Photorealistic simulation plays a crucial role in applications such as autonomous driving, where advances in neural radiance fields (NeRFs) may allow better scalability through the automatic creation of digital 3D assets. However, reconstruction quality suffers on street scenes due to largely collinear camera motions and sparser samplings at higher speeds. On the other hand, the application often demands rendering from camera views that deviate from the inputs to accurately simulate behaviors like lane changes. In this paper, we propose several insights that allow a better utilization of Lidar data to improve NeRF quality on street scenes. First, our framework learns a geometric scene representation from Lidar, which are fused with the implicit grid-based representation for radiance decoding, thereby supplying strongergeometric information offered by explicit point cloud. Second, we put forth a robust occlusion-aware depth supervision scheme, which allows utilizing densified Lidar points by accumulation. Third, we generate augmented training views from Lidar points for further improvement. Our insights translate to largely improved novel view synthesis under real driving scenes.

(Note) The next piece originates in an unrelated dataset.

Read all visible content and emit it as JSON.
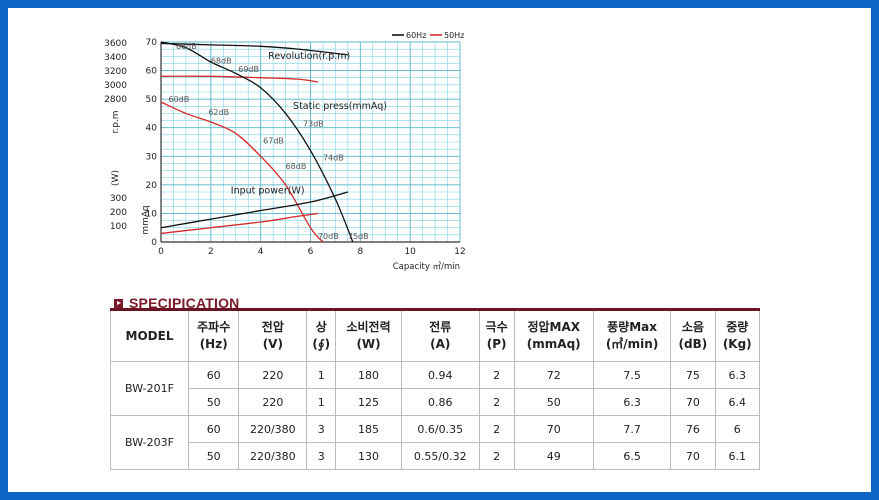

NeurOCS: Neural NOCS Supervision for Monocular 3D Object Localization

Monocular 3D object localization in driving scenes is a crucial task, but challenging due to its ill-posed nature. Estimating 3D coordinates for each pixel on the object surface holds great potential as it provides dense 2D-3D geometric constraints for the underlying PnP problem. However, high-quality ground truth supervision is not available in driving scenes due to sparsity and various artifacts of Lidar data, as well as the practical infeasibility of collecting per-instance CAD models. In this work, we present NeurOCS, a framework that uses instance masks and 3D boxes as input to learn 3D object shapes by means of differentiable rendering, which further serves as supervision for learning dense object coordinates. Our approach rests on insights in learning a category-level shape prior directly from real driving scenes, while properly handling single-view ambiguities. Furthermore, we study and make critical design choices to learn object coordinates more effectively from an object-centric view. Altogether, our framework leads to new state-of-the-art in monocular 3D localization that ranks 1st on the KITTI-Object benchmark among published monocular methods.

Learning To Simulate

Simulation is a useful tool in situations where training data for machine learning models is costly to annotate or even hard to acquire. In this work, we propose a reinforcement learning-based method for automatically adjusting the parameters of any (non-differentiable) simulator, thereby controlling the distribution of synthesized data in order to maximize the accuracy of a model trained on that data. In contrast to prior art that hand-crafts these simulation parameters or adjusts only parts of the available parameters, our approach fully controls the simulator with the actual underlying goal of maximizing accuracy, rather than mimicking the real data distribution or randomly generating a large volume of data. We find that our approach (i) quickly converges to the optimal simulation parameters in controlled experiments and (ii) can indeed discover good sets of parameters for an image rendering simulator in actual computer vision applications.